The safety of this engager targeting csGRP78 in nonexpressing tissue cells has been further demonstrated through the integration of previous CAR-T research utilizing the same ligand for csGRP78, as mouse and human GRP78 are highly conserved with a homology of up to 98.5% [6, 13,14,15,16]. And our study has shown that this engager does not cause obvious damage to organs in mice, which may indicate that csGRP78 has good safety. Nevertheless, due to the safety being observed only in mice, this study still has limitations that should be addressed in future research.

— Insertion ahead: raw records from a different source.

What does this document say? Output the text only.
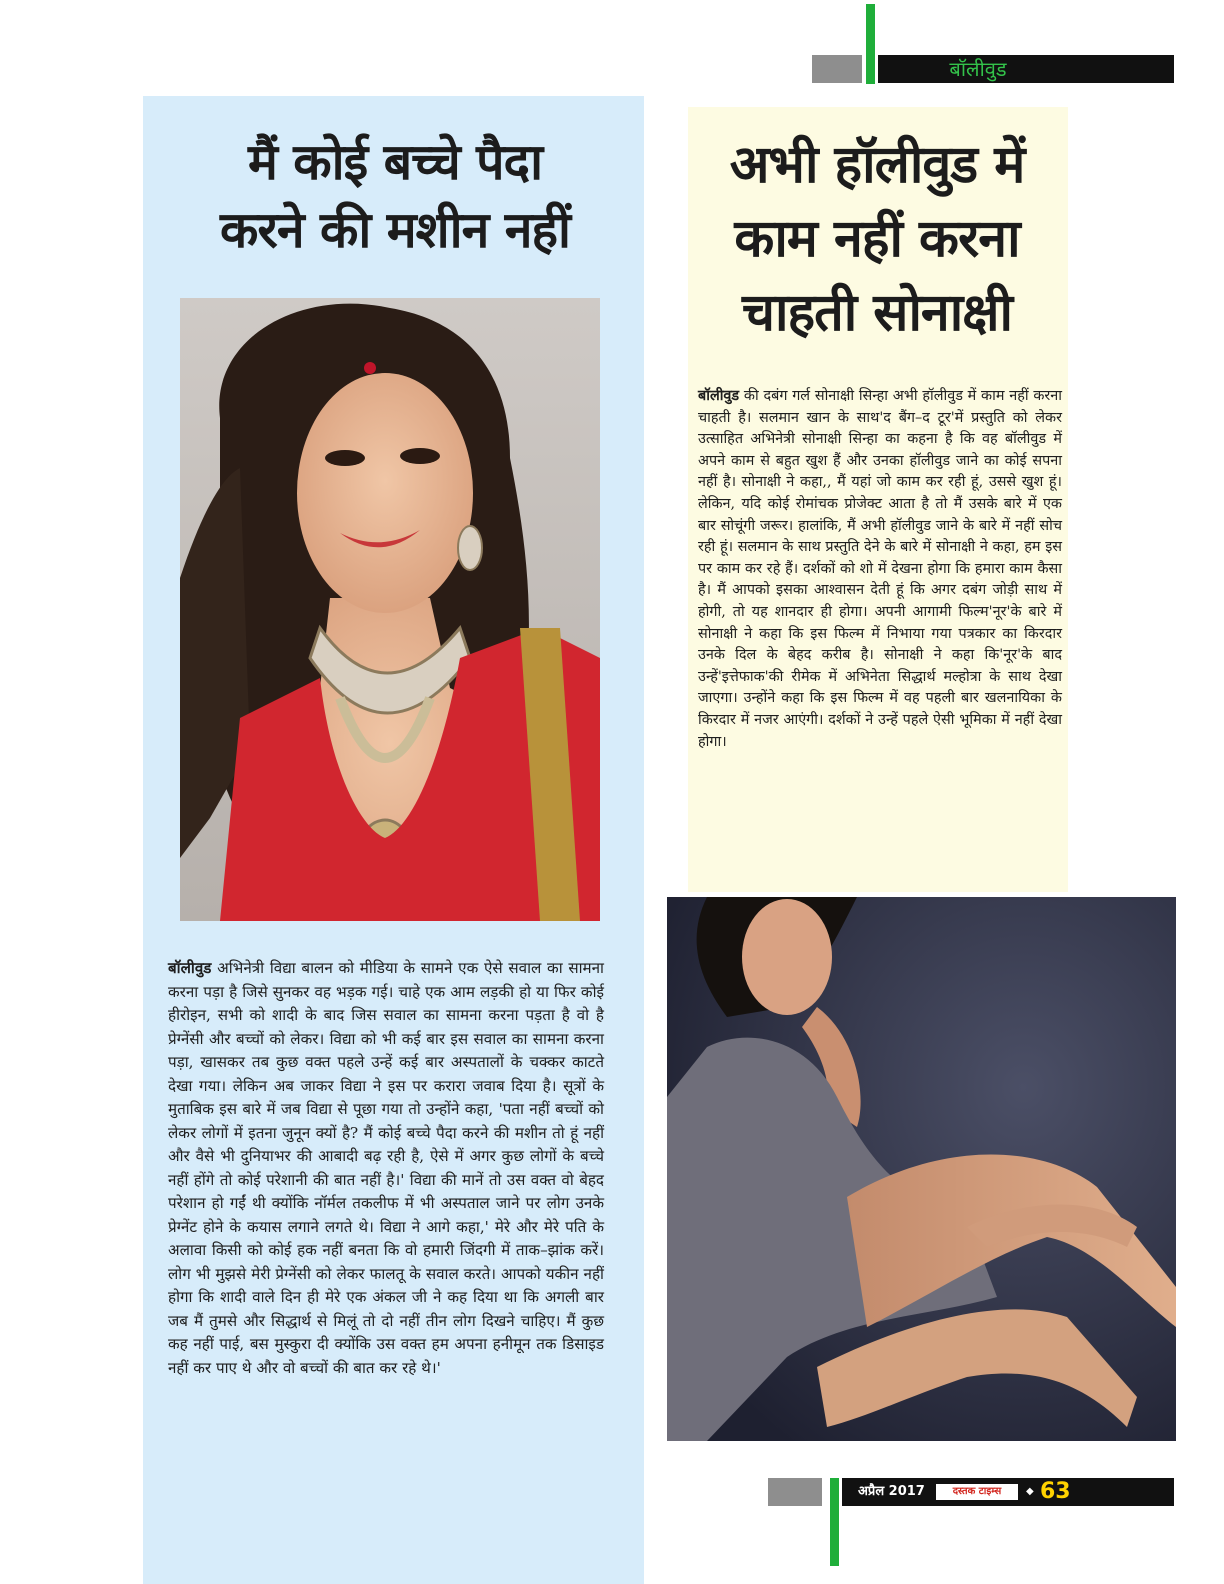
बॉलीवुड
मैं कोई बच्चे पैदा
करने की मशीन नहीं

बॉलीवुड अभिनेत्री विद्या बालन को मीडिया के सामने एक ऐसे सवाल का सामना करना पड़ा है जिसे सुनकर वह भड़क गई। चाहे एक आम लड़की हो या फिर कोई हीरोइन, सभी को शादी के बाद जिस सवाल का सामना करना पड़ता है वो है प्रेग्नेंसी और बच्चों को लेकर। विद्या को भी कई बार इस सवाल का सामना करना पड़ा, खासकर तब कुछ वक्त पहले उन्हें कई बार अस्पतालों के चक्कर काटते देखा गया। लेकिन अब जाकर विद्या ने इस पर करारा जवाब दिया है। सूत्रों के मुताबिक इस बारे में जब विद्या से पूछा गया तो उन्होंने कहा, 'पता नहीं बच्चों को लेकर लोगों में इतना जुनून क्यों है? मैं कोई बच्चे पैदा करने की मशीन तो हूं नहीं और वैसे भी दुनियाभर की आबादी बढ़ रही है, ऐसे में अगर कुछ लोगों के बच्चे नहीं होंगे तो कोई परेशानी की बात नहीं है।' विद्या की मानें तो उस वक्त वो बेहद परेशान हो गईं थी क्योंकि नॉर्मल तकलीफ में भी अस्पताल जाने पर लोग उनके प्रेग्नेंट होने के कयास लगाने लगते थे। विद्या ने आगे कहा,' मेरे और मेरे पति के अलावा किसी को कोई हक नहीं बनता कि वो हमारी जिंदगी में ताक–झांक करें। लोग भी मुझसे मेरी प्रेग्नेंसी को लेकर फालतू के सवाल करते। आपको यकीन नहीं होगा कि शादी वाले दिन ही मेरे एक अंकल जी ने कह दिया था कि अगली बार जब मैं तुमसे और सिद्धार्थ से मिलूं तो दो नहीं तीन लोग दिखने चाहिए। मैं कुछ कह नहीं पाई, बस मुस्कुरा दी क्योंकि उस वक्त हम अपना हनीमून तक डिसाइड नहीं कर पाए थे और वो बच्चों की बात कर रहे थे।'

अभी हॉलीवुड में
काम नहीं करना
चाहती सोनाक्षी

बॉलीवुड की दबंग गर्ल सोनाक्षी सिन्हा अभी हॉलीवुड में काम नहीं करना चाहती है। सलमान खान के साथ'द बैंग–द टूर'में प्रस्तुति को लेकर उत्साहित अभिनेत्री सोनाक्षी सिन्हा का कहना है कि वह बॉलीवुड में अपने काम से बहुत खुश हैं और उनका हॉलीवुड जाने का कोई सपना नहीं है। सोनाक्षी ने कहा,, मैं यहां जो काम कर रही हूं, उससे खुश हूं। लेकिन, यदि कोई रोमांचक प्रोजेक्ट आता है तो मैं उसके बारे में एक बार सोचूंगी जरूर। हालांकि, मैं अभी हॉलीवुड जाने के बारे में नहीं सोच रही हूं। सलमान के साथ प्रस्तुति देने के बारे में सोनाक्षी ने कहा, हम इस पर काम कर रहे हैं। दर्शकों को शो में देखना होगा कि हमारा काम कैसा है। मैं आपको इसका आश्वासन देती हूं कि अगर दबंग जोड़ी साथ में होगी, तो यह शानदार ही होगा। अपनी आगामी फिल्म'नूर'के बारे में सोनाक्षी ने कहा कि इस फिल्म में निभाया गया पत्रकार का किरदार उनके दिल के बेहद करीब है। सोनाक्षी ने कहा कि'नूर'के बाद उन्हें'इत्तेफाक'की रीमेक में अभिनेता सिद्धार्थ मल्होत्रा के साथ देखा जाएगा। उन्होंने कहा कि इस फिल्म में वह पहली बार खलनायिका के किरदार में नजर आएंगी। दर्शकों ने उन्हें पहले ऐसी भूमिका में नहीं देखा होगा।

अप्रैल 2017	दस्तक टाइम्स	◆ 63
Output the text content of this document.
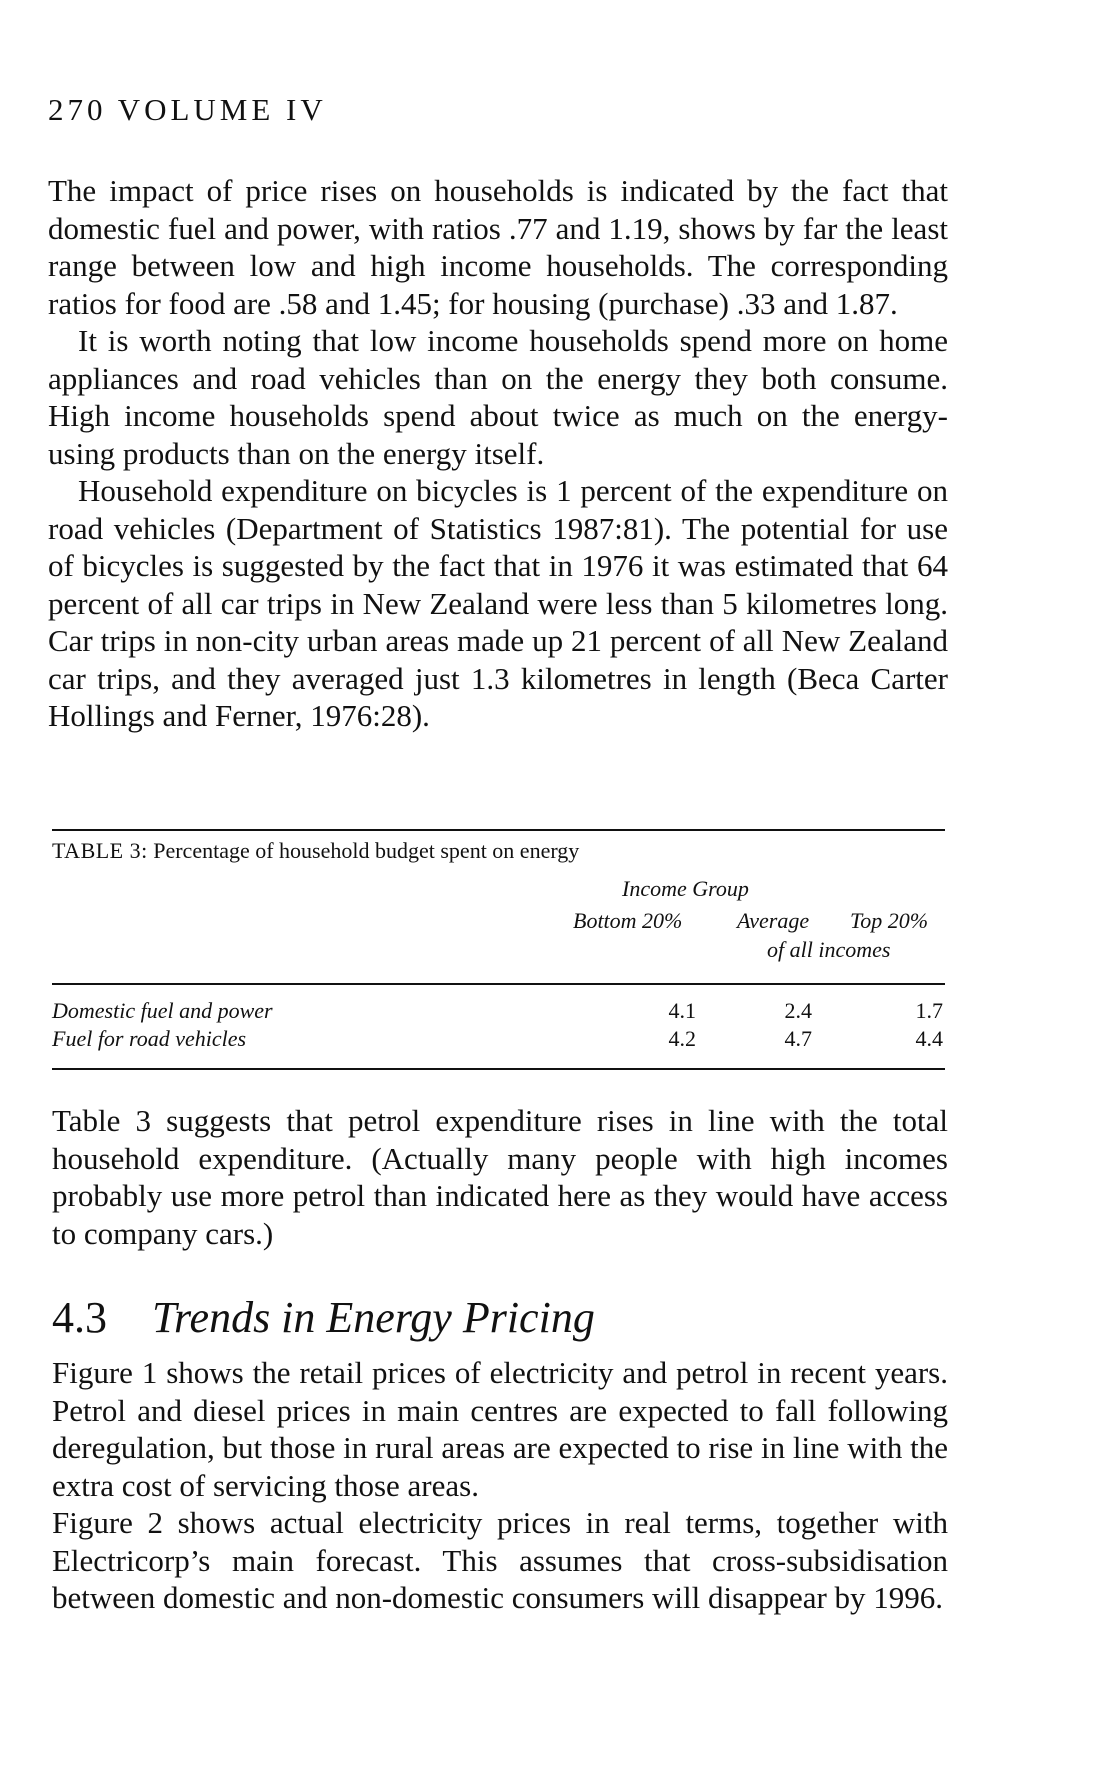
270 VOLUME IV

The impact of price rises on households is indicated by the fact that domestic fuel and power, with ratios .77 and 1.19, shows by far the least range between low and high income households. The corresponding ratios for food are .58 and 1.45; for housing (purchase) .33 and 1.87.

It is worth noting that low income households spend more on home appliances and road vehicles than on the energy they both consume. High income households spend about twice as much on the energy-using products than on the energy itself.

Household expenditure on bicycles is 1 percent of the expenditure on road vehicles (Department of Statistics 1987:81). The potential for use of bicycles is suggested by the fact that in 1976 it was estimated that 64 percent of all car trips in New Zealand were less than 5 kilometres long. Car trips in non-city urban areas made up 21 percent of all New Zealand car trips, and they averaged just 1.3 kilometres in length (Beca Carter Hollings and Ferner, 1976:28).

TABLE 3: Percentage of household budget spent on energy
Income Group
Bottom 20% Average Top 20%
of all incomes
Domestic fuel and power	4.1	2.4	1.7
Fuel for road vehicles	4.2	4.7	4.4

Table 3 suggests that petrol expenditure rises in line with the total household expenditure. (Actually many people with high incomes probably use more petrol than indicated here as they would have access to company cars.)

4.3 Trends in Energy Pricing

Figure 1 shows the retail prices of electricity and petrol in recent years. Petrol and diesel prices in main centres are expected to fall following deregulation, but those in rural areas are expected to rise in line with the extra cost of servicing those areas.

Figure 2 shows actual electricity prices in real terms, together with Electricorp’s main forecast. This assumes that cross-subsidisation between domestic and non-domestic consumers will disappear by 1996.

In summary, we have developed a bispecific cell engager targeting CD3+ T cells and csGRP78+ leukemia AML cells. Instead of using conventional scFv structures to target csGRP78, we utilized a small molecular weight cyclic peptide. In addition, we demonstrated its ability as a T-cell engager to eliminate csGRP78-expressing primary AML cells and to clear tumor cells in a xenograft mouse model. Our studies suggest that a proportion of AML patients could benefit from treatment with this engager therapy, following clinical trials to confirm its safety and efficacy profiles in the near future. GRP78-CD3/BiTE has the potential for clinical translation into an effective treatment.